— Она никуда не поедет! — крикнул Реми.
— А вот и посмотрим.
Дядя Робер остановился перед племянником; большой палец он засунул под мышку, двумя другими держал сигару.
— Ты ведь меня, кажется, ненавидишь… О, да еще как! Такие, как ты, больше ни на что и не способны. Не будь я твоим дядей и имей ты пошире плечи — нетрудно себе представить, что бы ты со мной тогда сделал.
Дверь кухни внезапно распахнулась, и все посмотрели в ту сторону. На пороге стояла Клементина.
— Можно убирать со стола? — спросила она.
Дядя пожал плечами, смерил Реми взглядом с головы до ног.
— Дай-ка мне пройти… Спокойной ночи, Раймонда. Не забудь — в семь.
Он сверил свои ручные часы с большими стенными и начал тяжело подниматься по лестнице. Реми следил за ним. Юношу трясло — хотелось схватить подсвечник и со всего размаха… Черт бы побрал этого гнусного типа! Вот он добрался до лестничной площадки, подошел ближе к перилам — они ему едва-едва по пояс. Слегка толкнуть — и…
— Спокойной ночи! — помахал им дядя.
Затем хлопнула дверь его комнаты, и наверху послышался мерный скрип половиц и деревянной обшивки — от одной балки к другой.
— Ты же совсем ничего не ел, — прошептала Клементина.
Реми провел рукой по лицу, тряхнул головой, словно пытаясь прогнать боль от удара, и сказал:
— Да брось ты. Оставь мне графин и бокал.
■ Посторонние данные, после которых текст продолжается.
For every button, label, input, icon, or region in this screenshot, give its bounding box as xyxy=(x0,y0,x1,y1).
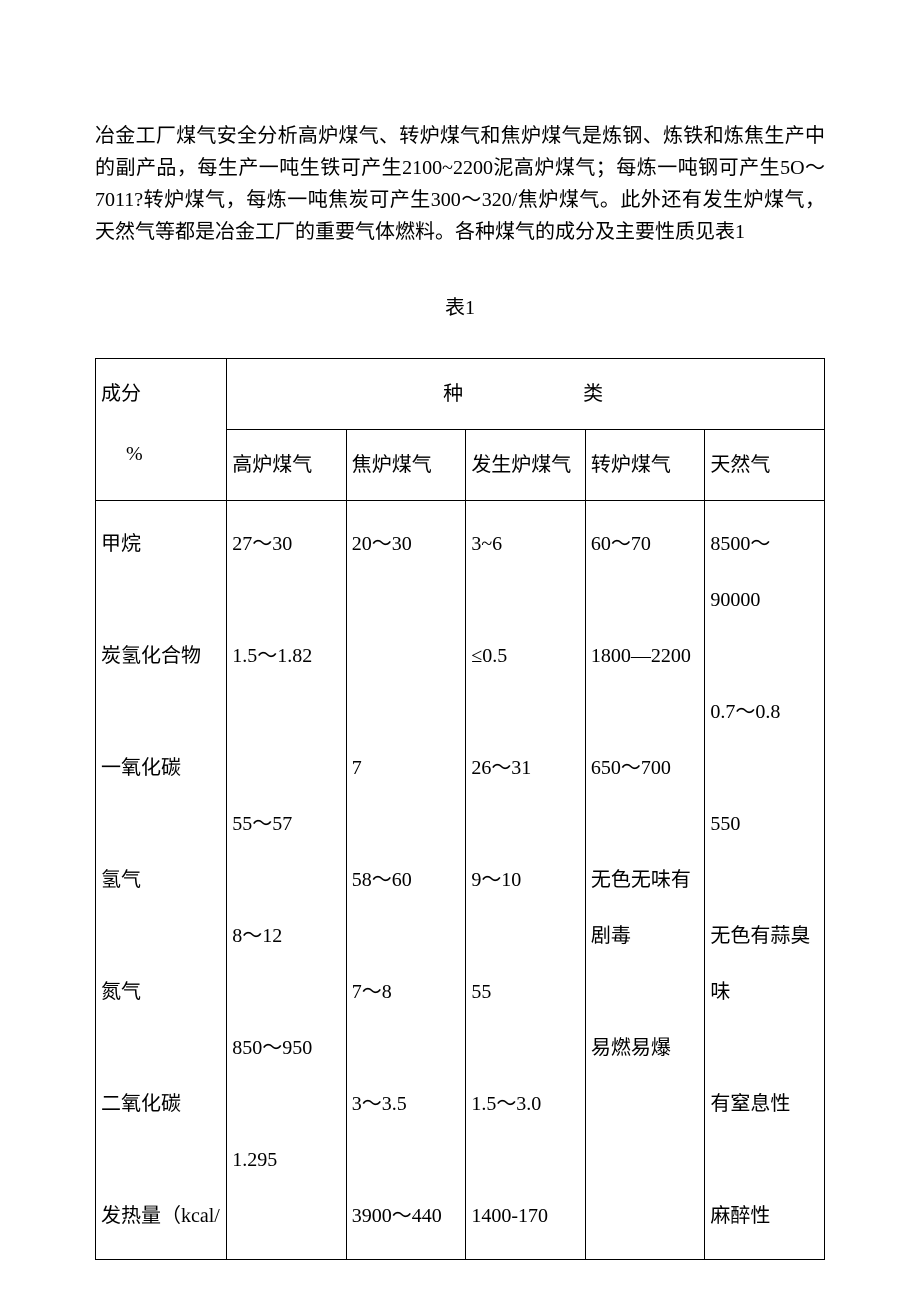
gas-composition-table: 成分 % 种类 高炉煤气 焦炉煤气 发生炉煤气 转炉煤气 天然气 甲烷 炭氢化合… xyxy=(95,358,825,1260)
header-component-label: 成分 xyxy=(101,383,141,405)
col3-data-cell: 3~6 ≤0.5 26～31 9～10 55 1.5～3.0 1400-170 xyxy=(466,501,586,1260)
header-species-cell: 种类 xyxy=(227,359,825,430)
row-labels-cell: 甲烷 炭氢化合物 一氧化碳 氢气 氮气 二氧化碳 发热量（kcal/ xyxy=(96,501,227,1260)
header-component-cell: 成分 % xyxy=(96,359,227,501)
table-caption: 表1 xyxy=(95,293,825,323)
header-percent-label: % xyxy=(101,434,221,474)
col1-data-cell: 27～30 1.5～1.82 55～57 8～12 850～950 1.295 xyxy=(227,501,347,1260)
table-header-row-1: 成分 % 种类 xyxy=(96,359,825,430)
col5-data-cell: 8500～90000 0.7～0.8 550 无色有蒜臭味 有窒息性 麻醉性 xyxy=(705,501,825,1260)
col4-data-cell: 60～70 1800—2200 650～700 无色无味有剧毒 易燃易爆 xyxy=(585,501,705,1260)
intro-paragraph: 冶金工厂煤气安全分析高炉煤气、转炉煤气和焦炉煤气是炼钢、炼铁和炼焦生产中的副产品… xyxy=(95,120,825,248)
header-col4: 转炉煤气 xyxy=(585,430,705,501)
header-col5: 天然气 xyxy=(705,430,825,501)
header-col1: 高炉煤气 xyxy=(227,430,347,501)
col2-data-cell: 20～30 7 58～60 7～8 3～3.5 3900～440 xyxy=(346,501,466,1260)
table-data-row: 甲烷 炭氢化合物 一氧化碳 氢气 氮气 二氧化碳 发热量（kcal/ 27～30… xyxy=(96,501,825,1260)
header-col2: 焦炉煤气 xyxy=(346,430,466,501)
header-col3: 发生炉煤气 xyxy=(466,430,586,501)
Он не смел говорить громко. Раймонда успокоилась первой и вновь села. Реми попробовал закурить сигарету, но спички одна за другой ломались у него в руках.
— А ты свечку-то… свечку возьми, — посоветовала Клементина.
Она, пожалуй, единственная из всех сохранила хладнокровие. Собрав посуду на поднос, Клементина унесла ее на кухню. Реми придвинул к себе стул.
— Вы же никуда не поедете? — произнес он.
— Конечно нет, — ответила Раймонда.
Реми взял свечу, поднес ее ближе к лицу Раймонды.